Currently, thin film modules convert nearly 9% of the sun's total energy into electricity and are on track to reach 10% from the factory. And there is room for continuous improvement to achieve even greater conversion efficiency. For every kW of rated power, thin film delivers more kilowatt hours-up to 10%-than its crystalline silicon cousin, due to substantially greater resistance to losses caused by typical mid-day operating temperature.

Encouraged by State rebates, last year in California, homeowners and businesses had a record 158 megawatts of photovoltaic panels put on despite the recession. Despite a credit freeze that's stunting renewable-energy projects throughout the country, 2008 was a hot year for solar power in California, according to the California Public Utilities Commission .That's more than double the 78 megawatts installed in 2007.

Residential demand appears to be hanging tough in the face of the shaky economy. December saw the largest volume of homeowner rebate requests since the State of California launched the California Solar Initiative program two years ago. Launched in January 2007, the California Solar Initiative is an attempt to push photovoltaics on a mass scale in California to help cut greenhouse gas Emissions and shore up the state's energy supply.

Mariner 5 is shown in flight. Photovoltaic systems were an important power source for that mission. Solar cells have not only enabled America to explore space, the solar system, and The Earth in great detail, they Also have enabled the emergence of the telecommunications industry.

Wind Energy Generation:

December 12, 2008 Massachusetts-based FloDesign developed a wind turbine that generates electricity at half the cost of conventional wind turbines. The company's design, which draws on technology developed for jet engines, circumvents a fundamental limit to conventional wind turbines. Typically, as wind approaches a turbine, almost half of the air is forced around the blades rather than through them, and the energy in that deflected wind is lost. At best, traditional wind turbines capture only 59.3 percent of the energy in wind, a value called the Betz limit. FloDesign recently raised $6 million in its first round of venture financing. Their turbine design surrounds its wind-turbine blades with a shroud that directs air through the blades and speeds it up, which increases power production. The shroud concept is based on the same principles as a high bypass jet engine design that is used by all commercial jet aircraft engines to reduce noise and significantly improve efficiency. The new design generates as much power as a conventional wind turbine which use blades twice as big in diameter. The smaller blade size and other factors allow the new turbines to be packed closer together in the field compared to conventional turbines, increasing the amount of power that can be generated per acre of land.
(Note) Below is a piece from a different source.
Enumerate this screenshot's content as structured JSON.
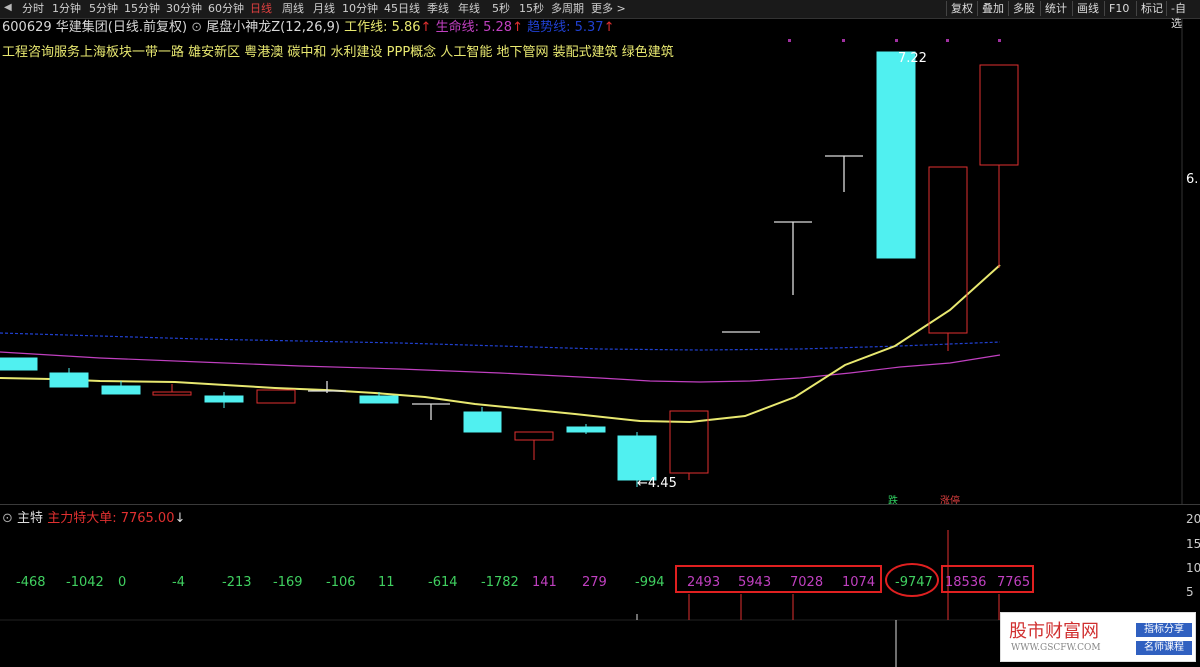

From the front, these wind turbines look something like the air intake of a jet engine. As air approaches, it first encounters a set of fixed blades, called the stator, which are common in jet and steam turbines designs used in power generation. They redirect the air onto a set of movable blades, called the rotor. The air turns the rotor and emerges on the other side, moving more slowly now than the air flowing outside the turbine. The shroud is shaped so that it guides this relatively fast-moving outside air into the area just behind the rotors. The fast-moving air speeds up the slow-moving air, creating an area of low pressure behind the turbine blades that sucks more air through them.